The Explainability principle states that medical AI tools should provide clinically meaningful information about the logic behind the AI decisions. While medicine is a high-stake discipline that requires transparency, reliability and accountability, machine learning techniques often produce complex models which are black box in nature. Explainability is considered desirable from a technological, medical, ethical, legal as well as patient perspective. Explainability is a complex task which has challenges that need to be carefully addressed during AI development and evaluation to ensure that AI explanations are clinically meaningful and beneficial to the end-users.

To this end, two recommendations for Explainability are defined in the FUTURE-AI framework. At the design phase, it should be first established with end-users and domain experts whether explainable AI is needed for the medical AI tool in questions. In this case, the specific goal and approaches for explainability should be defined (Explainability 1). After their implementation, the selected approaches for explainability should be evaluated, both quantitatively using in silico methods, as well qualitatively with end-users to assess their impact on the user’s satisfaction and performance (Explainability 2).
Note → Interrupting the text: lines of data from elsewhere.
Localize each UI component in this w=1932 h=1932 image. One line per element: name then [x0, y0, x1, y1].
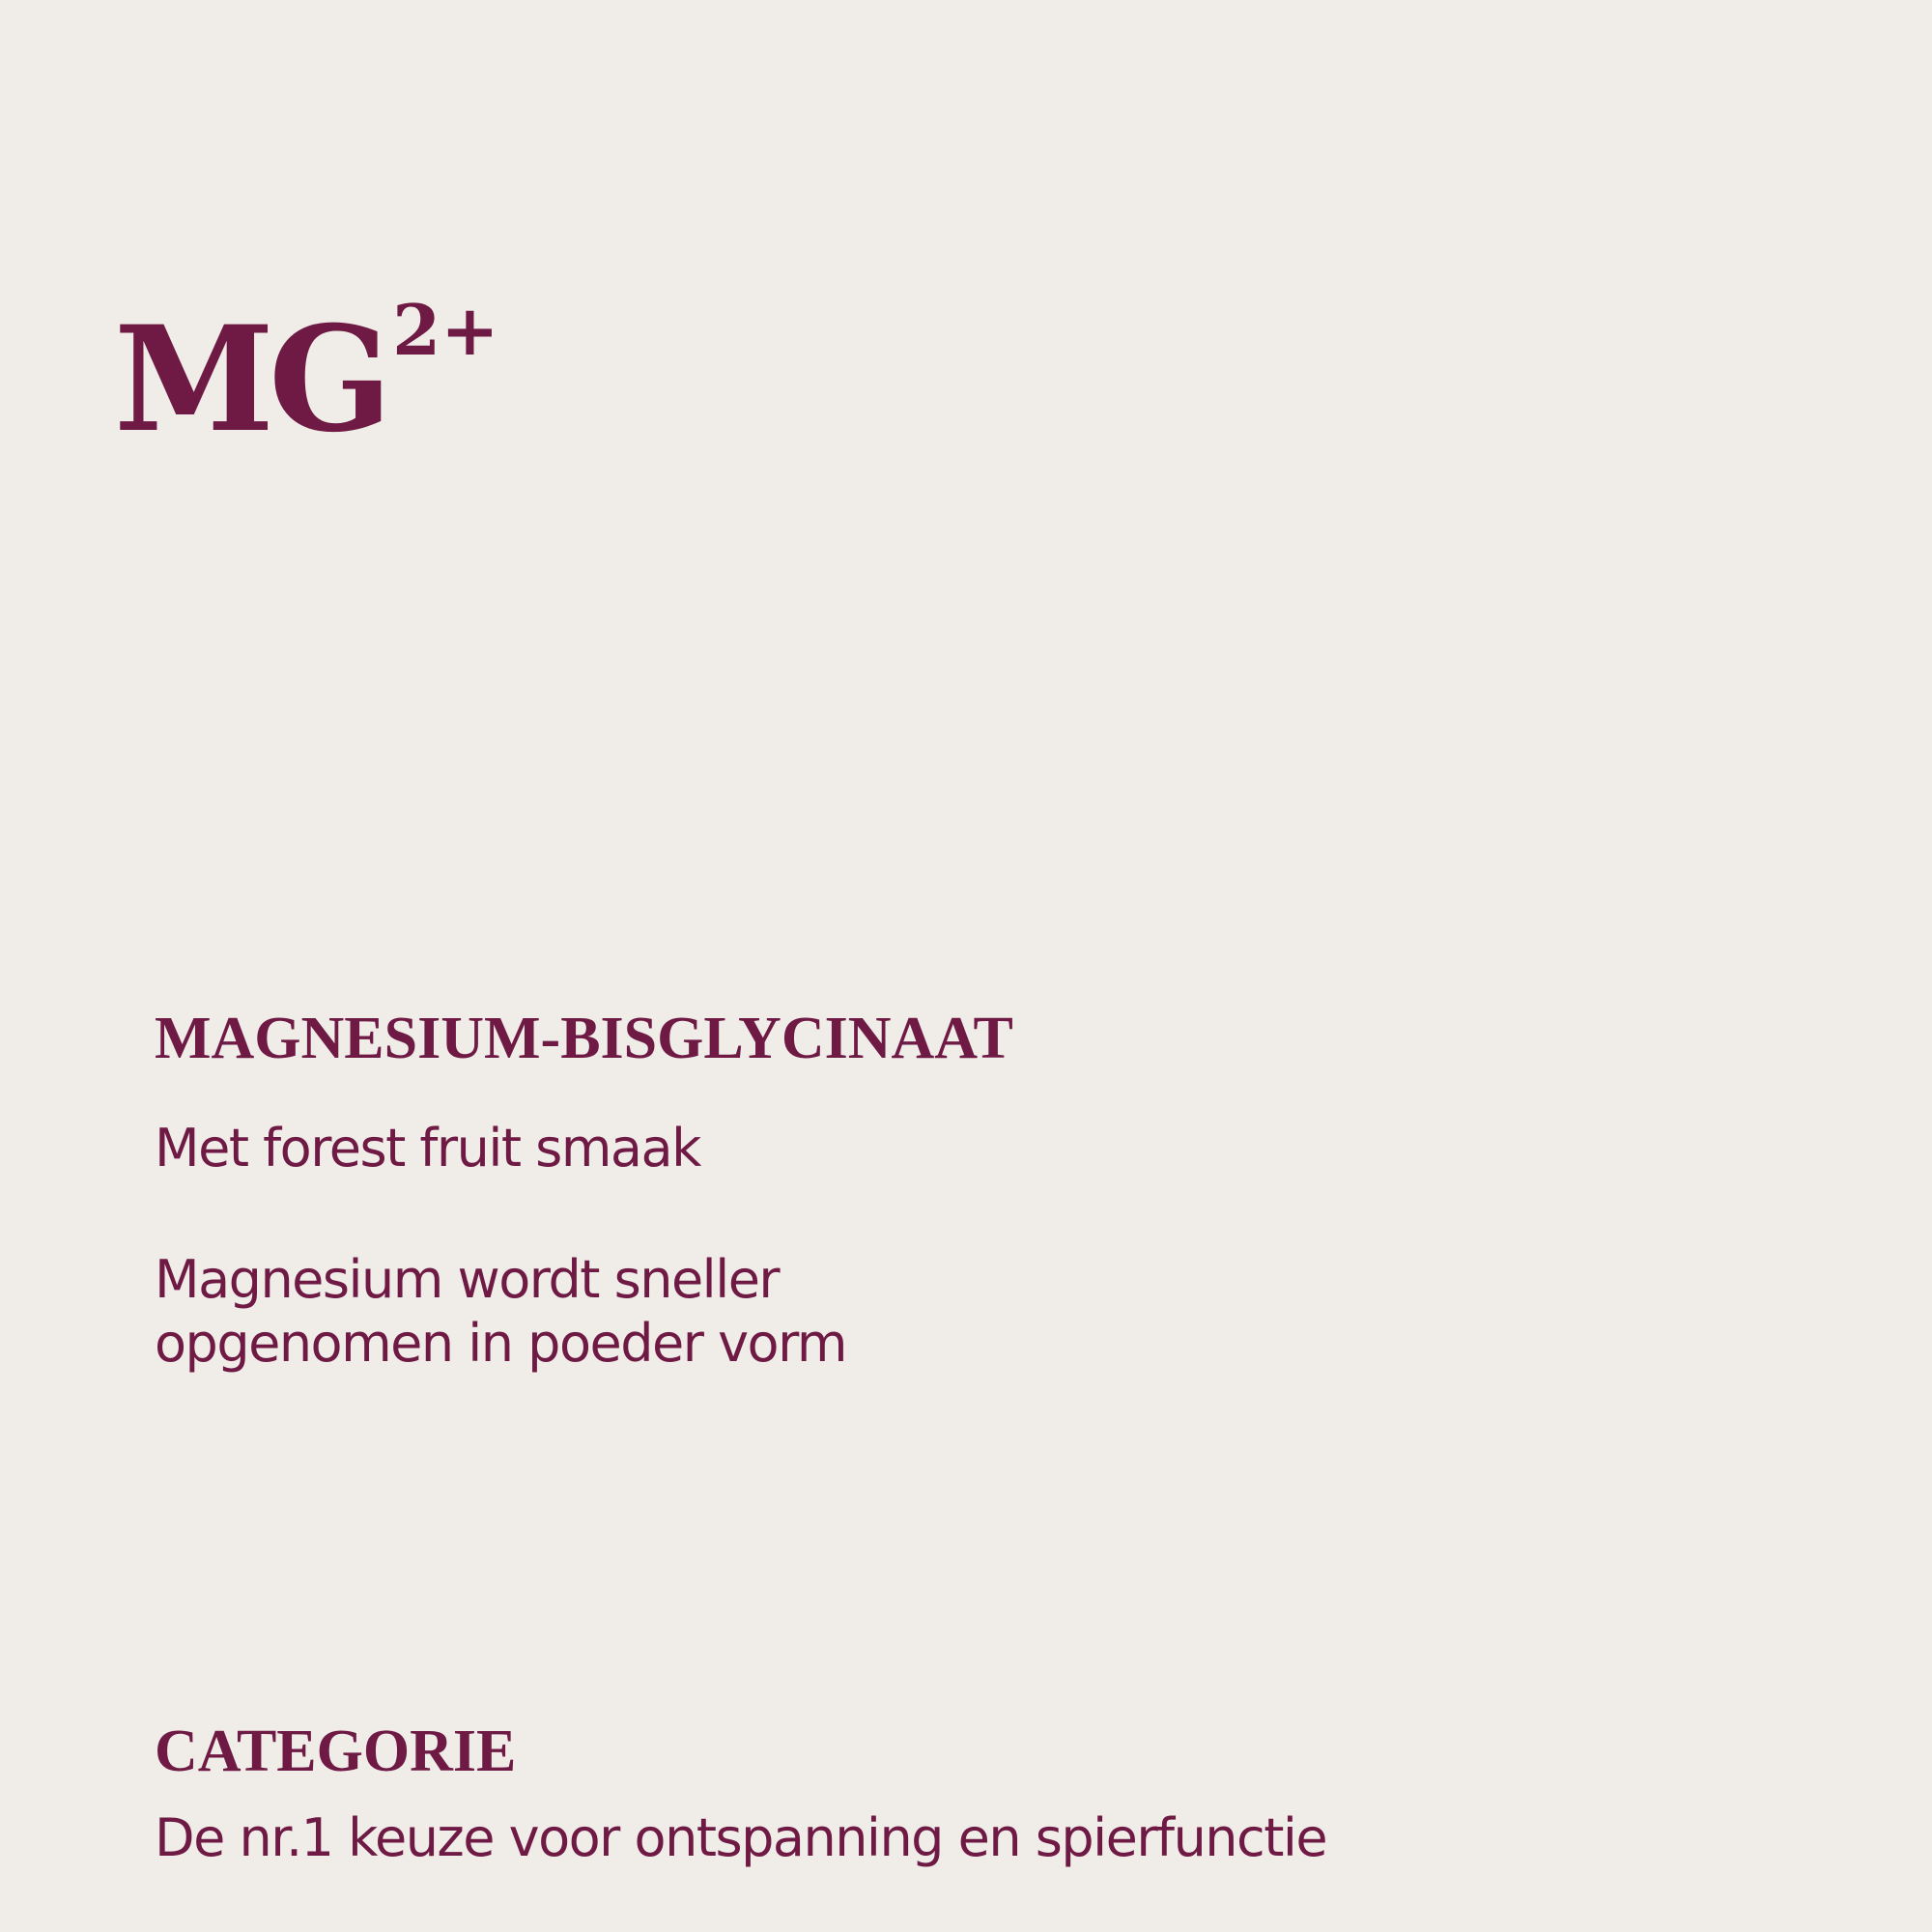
description-line-2: opgenomen in poeder vorm [155, 1313, 846, 1374]
logo-superscript: 2+ [392, 289, 499, 371]
brand-logo [114, 289, 499, 465]
flavour-text: Met forest fruit smaak [155, 1118, 700, 1179]
category-heading: CATEGORIE [155, 1719, 517, 1784]
product-name-heading: MAGNESIUM-BISGLYCINAAT [155, 1006, 1013, 1071]
logo-main-text: MG [114, 295, 387, 465]
product-description [155, 1248, 846, 1376]
category-text: De nr.1 keuze voor ontspanning en spierfunctie [155, 1807, 1327, 1868]
description-line-1: Magnesium wordt sneller [155, 1249, 780, 1310]
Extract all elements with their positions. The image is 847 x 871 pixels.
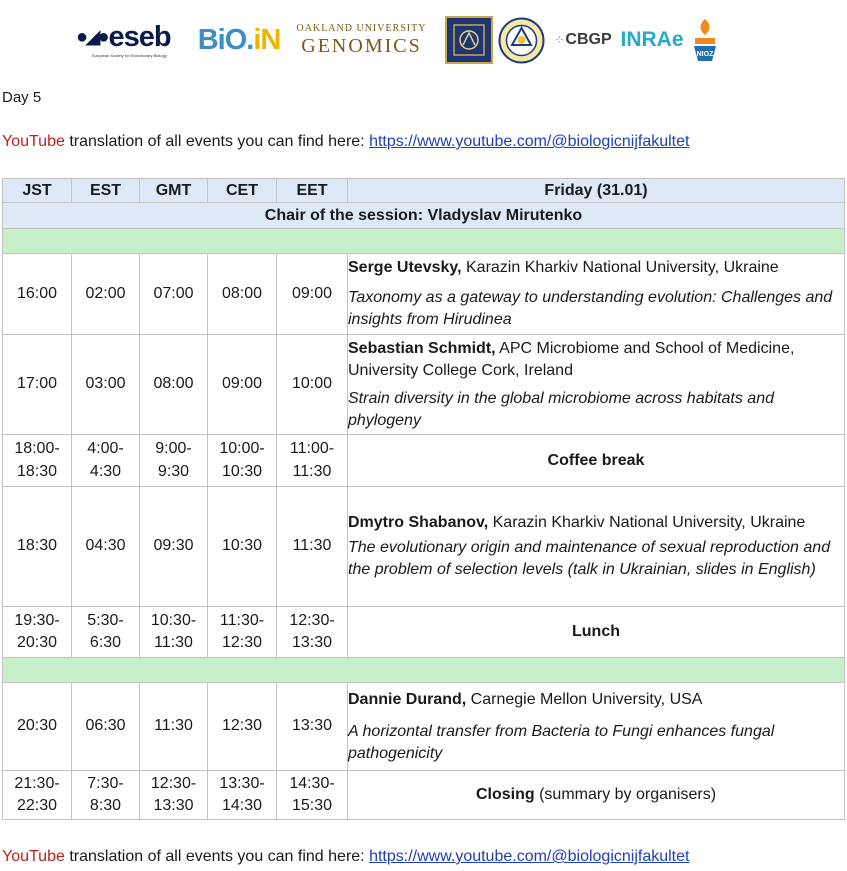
table-row: [3, 683, 845, 771]
time-gmt: 11:30: [140, 683, 208, 771]
talk-title: Taxonomy as a gateway to understanding evolution: Challenges and insights from Hirudinea: [348, 289, 833, 328]
time-jst: 18:30: [3, 487, 72, 607]
youtube-link[interactable]: https://www.youtube.com/@biologicnijfakultet: [369, 133, 690, 150]
eseb-logo-text: eseb: [108, 20, 171, 53]
speaker-name: Sebastian Schmidt,: [348, 339, 496, 357]
university-crest-icon: [445, 16, 493, 64]
university-seal-icon: [498, 17, 545, 64]
time-gmt: 12:30- 13:30: [140, 771, 208, 820]
youtube-brand-text: YouTube: [2, 133, 65, 150]
nioz-logo: [688, 17, 722, 63]
cbgp-logo-text: CBGP: [565, 31, 612, 48]
speaker-affiliation: Karazin Kharkiv National University, Ukraine: [461, 259, 779, 276]
table-row: [3, 335, 845, 435]
time-eet: 09:00: [277, 254, 348, 335]
sponsor-logos-bar: [76, 14, 722, 66]
time-cet: 10:30: [208, 487, 277, 607]
talk-title: The evolutionary origin and maintenance of sexual reproduction and the problem of selection levels (talk in Ukrainian, slides in English): [348, 539, 831, 578]
time-jst: 17:00: [3, 335, 72, 435]
time-gmt: 09:30: [140, 487, 208, 607]
time-cet: 09:00: [208, 335, 277, 435]
youtube-notice-text: translation of all events you can find here:: [64, 133, 370, 150]
lunch-label: Lunch: [348, 607, 845, 658]
time-cet: 11:30- 12:30: [208, 607, 277, 658]
time-jst: 16:00: [3, 254, 72, 335]
day-label: Day 5: [2, 89, 42, 106]
table-header-row: [3, 179, 845, 203]
youtube-notice-top: [2, 133, 689, 151]
header-est: EST: [72, 179, 140, 203]
youtube-link[interactable]: https://www.youtube.com/@biologicnijfakultet: [369, 848, 690, 865]
bioin-logo-text-b: iN: [253, 23, 281, 56]
time-est: 4:00- 4:30: [72, 435, 140, 487]
speaker-affiliation: APC Microbiome and School of Medicine, University College Cork, Ireland: [348, 339, 795, 379]
eseb-dots-icon: ●◢●: [76, 26, 107, 48]
time-cet: 08:00: [208, 254, 277, 335]
talk-cell: [348, 254, 845, 335]
speaker-affiliation: Karazin Kharkiv National University, Ukraine: [488, 514, 806, 531]
speaker-name: Dmytro Shabanov,: [348, 514, 489, 531]
cbgp-dots-icon: ⁘: [554, 33, 564, 47]
schedule-table: [2, 178, 845, 820]
eseb-logo: [76, 20, 192, 58]
chair-row: [3, 203, 845, 229]
time-cet: 10:00- 10:30: [208, 435, 277, 487]
header-gmt: GMT: [140, 179, 208, 203]
coffee-break-label: Coffee break: [348, 435, 845, 487]
time-gmt: 9:00- 9:30: [140, 435, 208, 487]
table-row: [3, 254, 845, 335]
table-row: [3, 607, 845, 658]
table-row: [3, 771, 845, 820]
oakland-logo-top: OAKLAND UNIVERSITY: [296, 23, 427, 34]
talk-cell: [348, 683, 845, 771]
time-eet: 12:30- 13:30: [277, 607, 348, 658]
time-est: 06:30: [72, 683, 140, 771]
time-gmt: 07:00: [140, 254, 208, 335]
cbgp-logo: [551, 31, 615, 49]
oakland-genomics-logo: [280, 24, 443, 56]
table-row: [3, 487, 845, 607]
closing-cell: [348, 771, 845, 820]
time-jst: 20:30: [3, 683, 72, 771]
talk-cell: [348, 487, 845, 607]
time-jst: 18:00- 18:30: [3, 435, 72, 487]
inrae-logo: INRAe: [620, 28, 684, 51]
time-est: 7:30- 8:30: [72, 771, 140, 820]
speaker-name: Dannie Durand,: [348, 690, 467, 708]
spacer-row: [3, 658, 845, 683]
eseb-logo-subtitle: European Society for Evolutionary Biology: [92, 52, 167, 58]
table-row: [3, 435, 845, 487]
youtube-brand-text: YouTube: [2, 848, 65, 865]
talk-title: A horizontal transfer from Bacteria to Fungi enhances fungal pathogenicity: [348, 722, 775, 762]
closing-note: (summary by organisers): [534, 786, 717, 803]
header-eet: EET: [277, 179, 348, 203]
time-eet: 11:30: [277, 487, 348, 607]
closing-label: Closing: [475, 786, 535, 803]
speaker-affiliation: Carnegie Mellon University, USA: [466, 690, 703, 708]
youtube-notice-text: translation of all events you can find here:: [64, 848, 370, 865]
nioz-logo-text: NIOZ: [696, 51, 714, 58]
bioin-logo: [194, 24, 284, 57]
time-gmt: 10:30- 11:30: [140, 607, 208, 658]
time-cet: 13:30- 14:30: [208, 771, 277, 820]
talk-cell: [348, 335, 845, 435]
header-day: Friday (31.01): [348, 179, 845, 203]
youtube-notice-bottom: [2, 848, 689, 866]
time-est: 5:30- 6:30: [72, 607, 140, 658]
oakland-logo-main: GENOMICS: [301, 35, 422, 57]
spacer-row: [3, 229, 845, 254]
bioin-logo-text-a: BiO.: [197, 23, 254, 56]
time-est: 03:00: [72, 335, 140, 435]
time-eet: 13:30: [277, 683, 348, 771]
time-est: 02:00: [72, 254, 140, 335]
time-eet: 14:30- 15:30: [277, 771, 348, 820]
header-jst: JST: [3, 179, 72, 203]
time-est: 04:30: [72, 487, 140, 607]
session-chair: Chair of the session: Vladyslav Mirutenko: [3, 203, 845, 229]
time-jst: 21:30- 22:30: [3, 771, 72, 820]
time-eet: 10:00: [277, 335, 348, 435]
talk-title: Strain diversity in the global microbiome across habitats and phylogeny: [348, 389, 774, 429]
time-jst: 19:30- 20:30: [3, 607, 72, 658]
speaker-name: Serge Utevsky,: [348, 259, 462, 276]
time-cet: 12:30: [208, 683, 277, 771]
time-eet: 11:00- 11:30: [277, 435, 348, 487]
time-gmt: 08:00: [140, 335, 208, 435]
header-cet: CET: [208, 179, 277, 203]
Recommendation Description
Explainability 1

Define explainability needs

At the design phase, it should be established if explainability is required for the AI tool. In this case, the specific requirements for explainability should be defined with representative experts and end-users, including (i) the goal of the explanations (e.g. global description of the model’s behaviour vs. local explanation of each AI decision), (ii) the most suitable approach for AI explainability, and (iii) the potential limitations to anticipate and monitor (e.g. over-reliance of the end-users on the AI decision).
Explainability 2

Evaluate explainability

The explainable AI methods should be evaluated, first quantitatively by using in silico methods to assess the correctness of the explanations, then qualitatively with end-users to assess their impact on user satisfaction, confidence and clinical performance. The evaluations should also identify any limitations of the AI explanations (e.g. they are clinically incoherent or sensitive to noise or adversarial attacks, they unreasonably increase the confidence in the AI-generated results).